Depuis toujours, tu as contribué à faire émerger de nouveaux talents de la chanson française. Quelle est ton opinion au sujet de toutes ces émissions de télé comme la Star Academy ou Popstars ?
J.-L. F. : Il y a toujours eu des radios crochets ou des trucs comme ça, des concours. Mireille Mathieu est sortie d’un truc comme ça qui se passait le dimanche après-midi à la télé. Mais là, au-delà du concours, ils ont fait un truc télé réalité où l’on rentre un peu dans le people et où l’on sort un peu du music-hall. En fait, la différence avec ce qui se passait dans le temps à l’époque de Mireille Mathieu, c’est que dans ce genre d’émission, quand il y avait un mec qui tenait dix, quinze ou vingt semaines, il y a des producteurs et des maisons de disques qui venaient lui faire des propositions et qui s’intéressaient à son cas. Là, les mecs démarrent mais ils ont déjà signé un contrat alors qu’on ne sait même pas ce qu’ils valent. La différence, elle est là. Ce sont des opérations de marketing et comme toute opération de marketing, ça dure le temps de la vente… Alors évidemment, dans le lot, il y aura peut-être une Jennifer et deux ou trois qui feront des carrières. Quelqu’un comme Jennifer, Star Accademy ou pas, il y a des chances quand même qu’au bout du compte elle aurait sûrement fait un disque, mais peut-être moins vite. Et puis d’autres, c’est star bidon marketing et la chute sera d’autant plus terrible pour eux… Et c’est évident qu’il y aura la chute.

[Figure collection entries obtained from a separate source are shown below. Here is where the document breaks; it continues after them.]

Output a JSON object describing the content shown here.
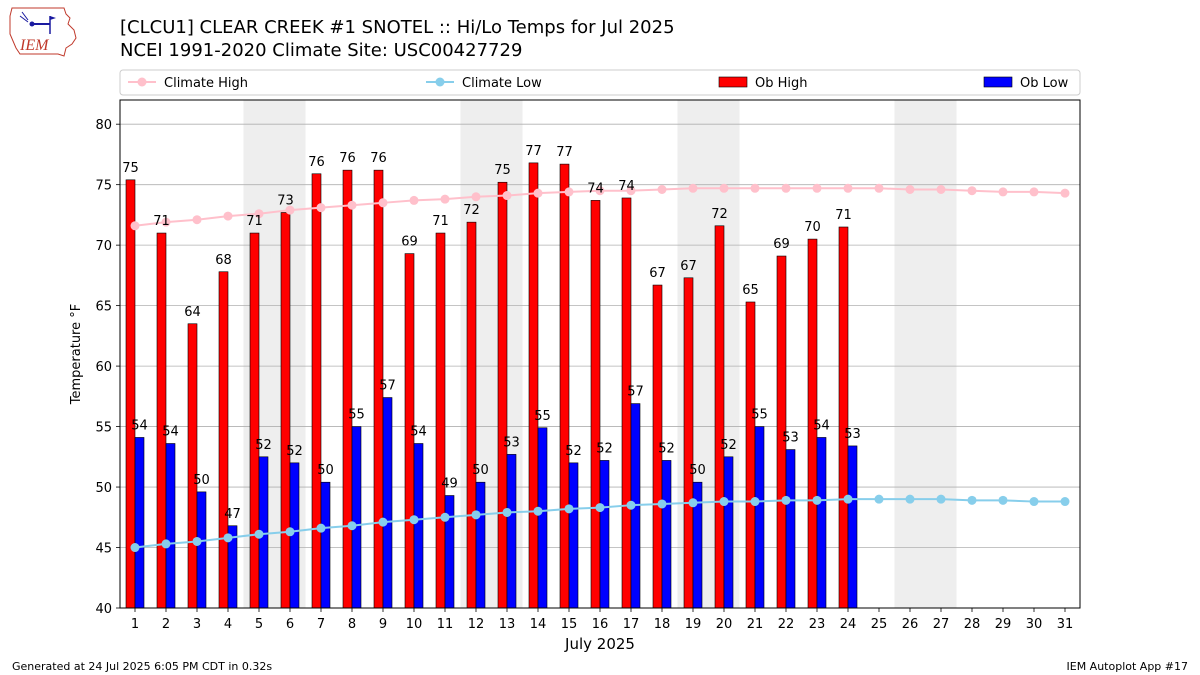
{
  "header": {
    "title_line1": "[CLCU1] CLEAR CREEK #1 SNOTEL :: Hi/Lo Temps for Jul 2025",
    "title_line2": "NCEI 1991-2020 Climate Site: USC00427729"
  },
  "logo": {
    "text": "IEM",
    "name": "iem-logo"
  },
  "footer": {
    "left": "Generated at 24 Jul 2025 6:05 PM CDT in 0.32s",
    "right": "IEM Autoplot App #17"
  },
  "colors": {
    "ob_high": "#ff0000",
    "ob_low": "#0000ff",
    "climate_high": "#ffc0cb",
    "climate_low": "#87ceeb",
    "weekend_shade": "#eeeeee",
    "grid": "#b0b0b0"
  },
  "chart_data": {
    "type": "bar",
    "xlabel": "July 2025",
    "ylabel": "Temperature °F",
    "ylim": [
      40,
      82
    ],
    "yticks": [
      40,
      45,
      50,
      55,
      60,
      65,
      70,
      75,
      80
    ],
    "grid": "horizontal",
    "legend_placement": "top",
    "days": [
      1,
      2,
      3,
      4,
      5,
      6,
      7,
      8,
      9,
      10,
      11,
      12,
      13,
      14,
      15,
      16,
      17,
      18,
      19,
      20,
      21,
      22,
      23,
      24,
      25,
      26,
      27,
      28,
      29,
      30,
      31
    ],
    "weekend_days": [
      5,
      6,
      12,
      13,
      19,
      20,
      26,
      27
    ],
    "series": [
      {
        "name": "Ob High",
        "kind": "bar",
        "values": [
          75.4,
          71,
          63.5,
          67.8,
          71,
          72.7,
          75.9,
          76.2,
          76.2,
          69.3,
          71,
          71.9,
          75.2,
          76.8,
          76.7,
          73.7,
          73.9,
          66.7,
          67.3,
          71.6,
          65.3,
          69.1,
          70.5,
          71.5
        ],
        "labels": [
          "75",
          "71",
          "64",
          "68",
          "71",
          "73",
          "76",
          "76",
          "76",
          "69",
          "71",
          "72",
          "75",
          "77",
          "77",
          "74",
          "74",
          "67",
          "67",
          "72",
          "65",
          "69",
          "70",
          "71"
        ]
      },
      {
        "name": "Ob Low",
        "kind": "bar",
        "values": [
          54.1,
          53.6,
          49.6,
          46.8,
          52.5,
          52,
          50.4,
          55,
          57.4,
          53.6,
          49.3,
          50.4,
          52.7,
          54.9,
          52,
          52.2,
          56.9,
          52.2,
          50.4,
          52.5,
          55,
          53.1,
          54.1,
          53.4
        ],
        "labels": [
          "54",
          "54",
          "50",
          "47",
          "52",
          "52",
          "50",
          "55",
          "57",
          "54",
          "49",
          "50",
          "53",
          "55",
          "52",
          "52",
          "57",
          "52",
          "50",
          "52",
          "55",
          "53",
          "54",
          "53"
        ]
      },
      {
        "name": "Climate High",
        "kind": "line",
        "values": [
          71.6,
          71.9,
          72.1,
          72.4,
          72.6,
          72.9,
          73.1,
          73.3,
          73.5,
          73.7,
          73.8,
          74,
          74.1,
          74.3,
          74.4,
          74.5,
          74.5,
          74.6,
          74.7,
          74.7,
          74.7,
          74.7,
          74.7,
          74.7,
          74.7,
          74.6,
          74.6,
          74.5,
          74.4,
          74.4,
          74.3
        ]
      },
      {
        "name": "Climate Low",
        "kind": "line",
        "values": [
          45,
          45.3,
          45.5,
          45.8,
          46.1,
          46.3,
          46.6,
          46.8,
          47.1,
          47.3,
          47.5,
          47.7,
          47.9,
          48,
          48.2,
          48.3,
          48.5,
          48.6,
          48.7,
          48.8,
          48.8,
          48.9,
          48.9,
          49,
          49,
          49,
          49,
          48.9,
          48.9,
          48.8,
          48.8
        ]
      }
    ]
  }
}
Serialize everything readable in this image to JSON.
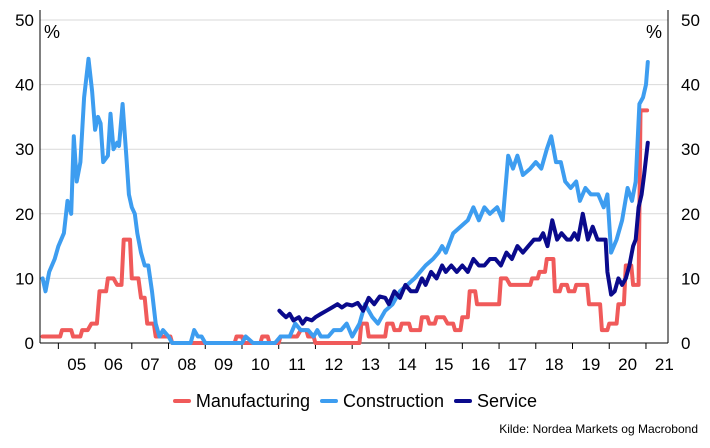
{
  "chart_data": {
    "type": "line",
    "y_unit_label": "%",
    "ylim": [
      0,
      50
    ],
    "yticks": [
      0,
      10,
      20,
      30,
      40,
      50
    ],
    "x_range": [
      2004.5,
      2021.6
    ],
    "x_ticks": [
      {
        "label": "05",
        "x": 2005.5
      },
      {
        "label": "06",
        "x": 2006.5
      },
      {
        "label": "07",
        "x": 2007.5
      },
      {
        "label": "08",
        "x": 2008.5
      },
      {
        "label": "09",
        "x": 2009.5
      },
      {
        "label": "10",
        "x": 2010.5
      },
      {
        "label": "11",
        "x": 2011.5
      },
      {
        "label": "12",
        "x": 2012.5
      },
      {
        "label": "13",
        "x": 2013.5
      },
      {
        "label": "14",
        "x": 2014.5
      },
      {
        "label": "15",
        "x": 2015.5
      },
      {
        "label": "16",
        "x": 2016.5
      },
      {
        "label": "17",
        "x": 2017.5
      },
      {
        "label": "18",
        "x": 2018.5
      },
      {
        "label": "19",
        "x": 2019.5
      },
      {
        "label": "20",
        "x": 2020.5
      },
      {
        "label": "21",
        "x": 2021.5
      }
    ],
    "grid": true,
    "legend_position": "bottom",
    "series": [
      {
        "name": "Manufacturing",
        "color": "#f05a5a",
        "points": [
          [
            2004.57,
            1
          ],
          [
            2005.05,
            1
          ],
          [
            2005.1,
            2
          ],
          [
            2005.35,
            2
          ],
          [
            2005.4,
            1
          ],
          [
            2005.6,
            1
          ],
          [
            2005.65,
            2
          ],
          [
            2005.8,
            2
          ],
          [
            2005.9,
            3
          ],
          [
            2006.05,
            3
          ],
          [
            2006.12,
            8
          ],
          [
            2006.3,
            8
          ],
          [
            2006.35,
            10
          ],
          [
            2006.5,
            10
          ],
          [
            2006.6,
            9
          ],
          [
            2006.72,
            9
          ],
          [
            2006.78,
            16
          ],
          [
            2006.95,
            16
          ],
          [
            2007.0,
            10
          ],
          [
            2007.18,
            10
          ],
          [
            2007.25,
            7
          ],
          [
            2007.35,
            7
          ],
          [
            2007.42,
            3
          ],
          [
            2007.6,
            3
          ],
          [
            2007.65,
            1
          ],
          [
            2008.05,
            1
          ],
          [
            2008.1,
            0
          ],
          [
            2009.8,
            0
          ],
          [
            2009.85,
            1
          ],
          [
            2010.0,
            1
          ],
          [
            2010.05,
            0
          ],
          [
            2010.5,
            0
          ],
          [
            2010.55,
            1
          ],
          [
            2010.7,
            1
          ],
          [
            2010.75,
            0
          ],
          [
            2011.0,
            0
          ],
          [
            2011.05,
            1
          ],
          [
            2011.5,
            1
          ],
          [
            2011.6,
            2
          ],
          [
            2011.75,
            2
          ],
          [
            2011.8,
            1
          ],
          [
            2011.95,
            1
          ],
          [
            2012.0,
            0
          ],
          [
            2013.2,
            0
          ],
          [
            2013.25,
            3
          ],
          [
            2013.4,
            3
          ],
          [
            2013.45,
            1
          ],
          [
            2013.9,
            1
          ],
          [
            2013.95,
            3
          ],
          [
            2014.1,
            3
          ],
          [
            2014.15,
            2
          ],
          [
            2014.3,
            2
          ],
          [
            2014.35,
            3
          ],
          [
            2014.55,
            3
          ],
          [
            2014.6,
            2
          ],
          [
            2014.85,
            2
          ],
          [
            2014.9,
            4
          ],
          [
            2015.05,
            4
          ],
          [
            2015.1,
            3
          ],
          [
            2015.25,
            3
          ],
          [
            2015.3,
            4
          ],
          [
            2015.5,
            4
          ],
          [
            2015.6,
            3
          ],
          [
            2015.75,
            3
          ],
          [
            2015.8,
            2
          ],
          [
            2015.95,
            2
          ],
          [
            2016.0,
            4
          ],
          [
            2016.15,
            4
          ],
          [
            2016.2,
            8
          ],
          [
            2016.35,
            8
          ],
          [
            2016.4,
            6
          ],
          [
            2017.0,
            6
          ],
          [
            2017.05,
            10
          ],
          [
            2017.2,
            10
          ],
          [
            2017.3,
            9
          ],
          [
            2017.85,
            9
          ],
          [
            2017.9,
            10
          ],
          [
            2018.05,
            10
          ],
          [
            2018.1,
            11
          ],
          [
            2018.25,
            11
          ],
          [
            2018.3,
            13
          ],
          [
            2018.48,
            13
          ],
          [
            2018.52,
            8
          ],
          [
            2018.65,
            8
          ],
          [
            2018.7,
            9
          ],
          [
            2018.85,
            9
          ],
          [
            2018.9,
            8
          ],
          [
            2019.05,
            8
          ],
          [
            2019.1,
            9
          ],
          [
            2019.4,
            9
          ],
          [
            2019.45,
            6
          ],
          [
            2019.75,
            6
          ],
          [
            2019.8,
            2
          ],
          [
            2019.95,
            2
          ],
          [
            2020.0,
            3
          ],
          [
            2020.2,
            3
          ],
          [
            2020.25,
            6
          ],
          [
            2020.4,
            6
          ],
          [
            2020.45,
            12
          ],
          [
            2020.6,
            12
          ],
          [
            2020.65,
            9
          ],
          [
            2020.8,
            9
          ],
          [
            2020.85,
            36
          ],
          [
            2021.03,
            36
          ]
        ]
      },
      {
        "name": "Construction",
        "color": "#3d9df0",
        "points": [
          [
            2004.57,
            10
          ],
          [
            2004.65,
            8
          ],
          [
            2004.75,
            11
          ],
          [
            2004.9,
            13
          ],
          [
            2005.0,
            15
          ],
          [
            2005.15,
            17
          ],
          [
            2005.25,
            22
          ],
          [
            2005.35,
            20
          ],
          [
            2005.42,
            32
          ],
          [
            2005.5,
            25
          ],
          [
            2005.6,
            28
          ],
          [
            2005.7,
            38
          ],
          [
            2005.82,
            44
          ],
          [
            2005.92,
            39
          ],
          [
            2006.0,
            33
          ],
          [
            2006.08,
            35
          ],
          [
            2006.15,
            34
          ],
          [
            2006.22,
            28
          ],
          [
            2006.35,
            29
          ],
          [
            2006.42,
            35.5
          ],
          [
            2006.5,
            30
          ],
          [
            2006.6,
            31
          ],
          [
            2006.65,
            30.5
          ],
          [
            2006.75,
            37
          ],
          [
            2006.85,
            29
          ],
          [
            2006.92,
            23
          ],
          [
            2007.0,
            21
          ],
          [
            2007.08,
            20
          ],
          [
            2007.15,
            17
          ],
          [
            2007.25,
            14
          ],
          [
            2007.35,
            12
          ],
          [
            2007.45,
            12
          ],
          [
            2007.55,
            8
          ],
          [
            2007.65,
            3
          ],
          [
            2007.75,
            1
          ],
          [
            2007.85,
            2
          ],
          [
            2008.0,
            1
          ],
          [
            2008.1,
            0
          ],
          [
            2008.6,
            0
          ],
          [
            2008.7,
            2
          ],
          [
            2008.8,
            1
          ],
          [
            2008.9,
            1
          ],
          [
            2009.0,
            0
          ],
          [
            2010.0,
            0
          ],
          [
            2010.1,
            1
          ],
          [
            2010.3,
            0
          ],
          [
            2010.9,
            0
          ],
          [
            2011.05,
            1
          ],
          [
            2011.3,
            1
          ],
          [
            2011.45,
            3
          ],
          [
            2011.6,
            2
          ],
          [
            2011.8,
            2
          ],
          [
            2011.95,
            1
          ],
          [
            2012.05,
            2
          ],
          [
            2012.15,
            1
          ],
          [
            2012.35,
            1
          ],
          [
            2012.5,
            2
          ],
          [
            2012.7,
            2
          ],
          [
            2012.85,
            3
          ],
          [
            2013.0,
            1
          ],
          [
            2013.2,
            3
          ],
          [
            2013.35,
            6
          ],
          [
            2013.55,
            4
          ],
          [
            2013.7,
            3
          ],
          [
            2013.9,
            5
          ],
          [
            2014.1,
            6
          ],
          [
            2014.3,
            8
          ],
          [
            2014.5,
            9
          ],
          [
            2014.7,
            10
          ],
          [
            2014.85,
            11
          ],
          [
            2015.0,
            12
          ],
          [
            2015.2,
            13
          ],
          [
            2015.35,
            14
          ],
          [
            2015.45,
            15
          ],
          [
            2015.55,
            14
          ],
          [
            2015.75,
            17
          ],
          [
            2015.95,
            18
          ],
          [
            2016.15,
            19
          ],
          [
            2016.3,
            21
          ],
          [
            2016.45,
            19
          ],
          [
            2016.6,
            21
          ],
          [
            2016.75,
            20
          ],
          [
            2016.95,
            21
          ],
          [
            2017.1,
            19
          ],
          [
            2017.25,
            29
          ],
          [
            2017.38,
            27
          ],
          [
            2017.5,
            29
          ],
          [
            2017.65,
            26
          ],
          [
            2017.85,
            27
          ],
          [
            2018.0,
            28
          ],
          [
            2018.15,
            27
          ],
          [
            2018.3,
            30
          ],
          [
            2018.42,
            32
          ],
          [
            2018.55,
            28
          ],
          [
            2018.68,
            28
          ],
          [
            2018.8,
            25
          ],
          [
            2018.95,
            24
          ],
          [
            2019.1,
            25
          ],
          [
            2019.2,
            22
          ],
          [
            2019.35,
            24
          ],
          [
            2019.5,
            23
          ],
          [
            2019.7,
            23
          ],
          [
            2019.85,
            21
          ],
          [
            2019.95,
            23
          ],
          [
            2020.05,
            14
          ],
          [
            2020.2,
            16
          ],
          [
            2020.35,
            19
          ],
          [
            2020.5,
            24
          ],
          [
            2020.62,
            22
          ],
          [
            2020.72,
            25
          ],
          [
            2020.82,
            37
          ],
          [
            2020.92,
            38
          ],
          [
            2021.0,
            40
          ],
          [
            2021.05,
            43.5
          ]
        ]
      },
      {
        "name": "Service",
        "color": "#0a0a8c",
        "points": [
          [
            2011.02,
            5
          ],
          [
            2011.1,
            4.5
          ],
          [
            2011.2,
            4
          ],
          [
            2011.3,
            4.5
          ],
          [
            2011.4,
            3.5
          ],
          [
            2011.55,
            4
          ],
          [
            2011.65,
            3
          ],
          [
            2011.75,
            3.8
          ],
          [
            2011.9,
            3.5
          ],
          [
            2012.0,
            4
          ],
          [
            2012.15,
            4.5
          ],
          [
            2012.3,
            5
          ],
          [
            2012.45,
            5.5
          ],
          [
            2012.6,
            6
          ],
          [
            2012.72,
            5.5
          ],
          [
            2012.85,
            6
          ],
          [
            2013.0,
            5.8
          ],
          [
            2013.15,
            6.2
          ],
          [
            2013.3,
            5
          ],
          [
            2013.45,
            7
          ],
          [
            2013.6,
            6
          ],
          [
            2013.75,
            7.2
          ],
          [
            2013.9,
            7
          ],
          [
            2014.0,
            6
          ],
          [
            2014.15,
            8
          ],
          [
            2014.3,
            7
          ],
          [
            2014.45,
            9
          ],
          [
            2014.6,
            8
          ],
          [
            2014.75,
            8
          ],
          [
            2014.9,
            10
          ],
          [
            2015.0,
            9
          ],
          [
            2015.15,
            11
          ],
          [
            2015.3,
            10
          ],
          [
            2015.45,
            12
          ],
          [
            2015.55,
            11
          ],
          [
            2015.7,
            12
          ],
          [
            2015.85,
            11
          ],
          [
            2016.0,
            12
          ],
          [
            2016.15,
            11
          ],
          [
            2016.3,
            13
          ],
          [
            2016.45,
            12
          ],
          [
            2016.6,
            12
          ],
          [
            2016.75,
            13
          ],
          [
            2016.9,
            13
          ],
          [
            2017.05,
            12
          ],
          [
            2017.2,
            14
          ],
          [
            2017.35,
            13
          ],
          [
            2017.5,
            15
          ],
          [
            2017.65,
            14
          ],
          [
            2017.8,
            15
          ],
          [
            2017.95,
            16
          ],
          [
            2018.1,
            16
          ],
          [
            2018.2,
            17
          ],
          [
            2018.32,
            15
          ],
          [
            2018.45,
            19
          ],
          [
            2018.58,
            16
          ],
          [
            2018.7,
            17
          ],
          [
            2018.85,
            16
          ],
          [
            2018.95,
            16
          ],
          [
            2019.05,
            17
          ],
          [
            2019.15,
            16
          ],
          [
            2019.28,
            20
          ],
          [
            2019.42,
            16
          ],
          [
            2019.55,
            18
          ],
          [
            2019.68,
            16
          ],
          [
            2019.8,
            16
          ],
          [
            2019.9,
            16
          ],
          [
            2019.95,
            11
          ],
          [
            2020.05,
            7.5
          ],
          [
            2020.15,
            8
          ],
          [
            2020.25,
            10
          ],
          [
            2020.35,
            9
          ],
          [
            2020.45,
            10
          ],
          [
            2020.55,
            12
          ],
          [
            2020.65,
            15
          ],
          [
            2020.72,
            16
          ],
          [
            2020.8,
            21
          ],
          [
            2020.88,
            23
          ],
          [
            2020.95,
            26
          ],
          [
            2021.05,
            31
          ]
        ]
      }
    ]
  },
  "legend": {
    "items": [
      {
        "label": "Manufacturing",
        "color": "#f05a5a"
      },
      {
        "label": "Construction",
        "color": "#3d9df0"
      },
      {
        "label": "Service",
        "color": "#0a0a8c"
      }
    ]
  },
  "source": "Kilde: Nordea Markets og Macrobond"
}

Quel sont tes projets après les Francofolies ?
J.-L. F. : On termine les Francofolies de La Rochelle le 17 juillet, disons le 18 juillet le temps de récupérer un petit peu. Je pars tout de suite après tourner « La Frégate d’Eté » de TF1 pour 2005. Je tourne autour du 20 juillet jusqu’à fin juillet. Je tourne une quinzaine de jours au mois d’août, je tourne au moins de septembre et au mois d’octobre. Je m’embarque tout de suite dans une série. J’ai de la chance, je n’aurais pas le temps de penser, je pars tout de suite dans une autre aventure. Et puis, il y a la radio sur France Inter. Normalement, s’ils ne me virent pas, je continue avec j’espère « TTC » et « Pollen ».